Optimal Control of Double Integrator with Dynamic Programming

I showed in my last blog post how LQR control can stabilize a cart pole around its unstable fixed point.

However, LQR control doesn’t help to swing the cart pole up into the balance point from states which are far away from the fixed point.

The underactuated robotics course discusses energy pumping techniques, to add or remove energy from the system until it reaches the homoclinic orbit (the trajectory which passes through the unstable fixed point) - and when the state is near the fixed point the fixed control scheme is switched to LQR control.

The course shows an alternate approach - using dynamic programming to algorithmically find the time-minimal optimal control from any position in the state-space. The lectures and homework shows an example of the dynamic programming algorithm on the double integrator system, and I replicated this in C# to get confidence that I had understood and implemented the algorithm correctly.

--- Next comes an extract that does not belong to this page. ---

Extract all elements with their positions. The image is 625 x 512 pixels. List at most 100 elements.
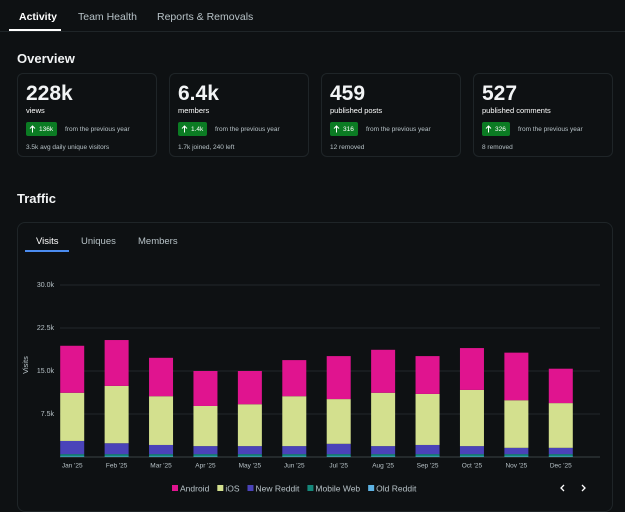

The animations show how the optimal control, and the cost function, are iterated to the converged solution, via value iteration:



One thing that took me a while to figure out, and I didn’t see straight away from the notes, is that as this is an infinite horizon problem, the gamma term is necessary in adding to the previous cost.

A sample trajectory using the analytical solution is shown here: /blog/2016-10-01-optimal-control-of-double-integrator-with-dynamic-programming/images/trajectory_analytical.png Using the dynamic programming approach for a state space discretized in x between -10 and 10 with 49 grid and x_dot discretised between -5 and 5 with 49 grid points gives the following:


The trajectory does reach the set point, but it is skewed from the analytical solution, and the acceleration isn’t at -1 on the approach to the target, but is somewhere between -1 and 0.

This is because of the discretisation, the grid points around the switching surface are too large, so the values are being interpolated where they should be saturated at 1 or -1. Changing the state space to be more focused on this trajectory (x between -5 and 5, and x_dot between -2.5 and 2.5) with 199 points, gives a result much closer to the analytical solution:


I haven’t yet coded this up for the cart pole problem, the core of the algorithm is the same, but with more dimensions. The only real part of the algorithm that changes is the volumetric interpolation. I don’t want to recreate Python’s ndarray in C#. I might look at a C++ implementation using Eigen’s tensor class.

The code is here: https://github.com/taumuon/robotics/tree/master/underactuated_notes/DoubleIntegratorDynamicProgramming

The next topic to investigate is reinforcement learning (the solution in Drake uses a Markov Decision Process).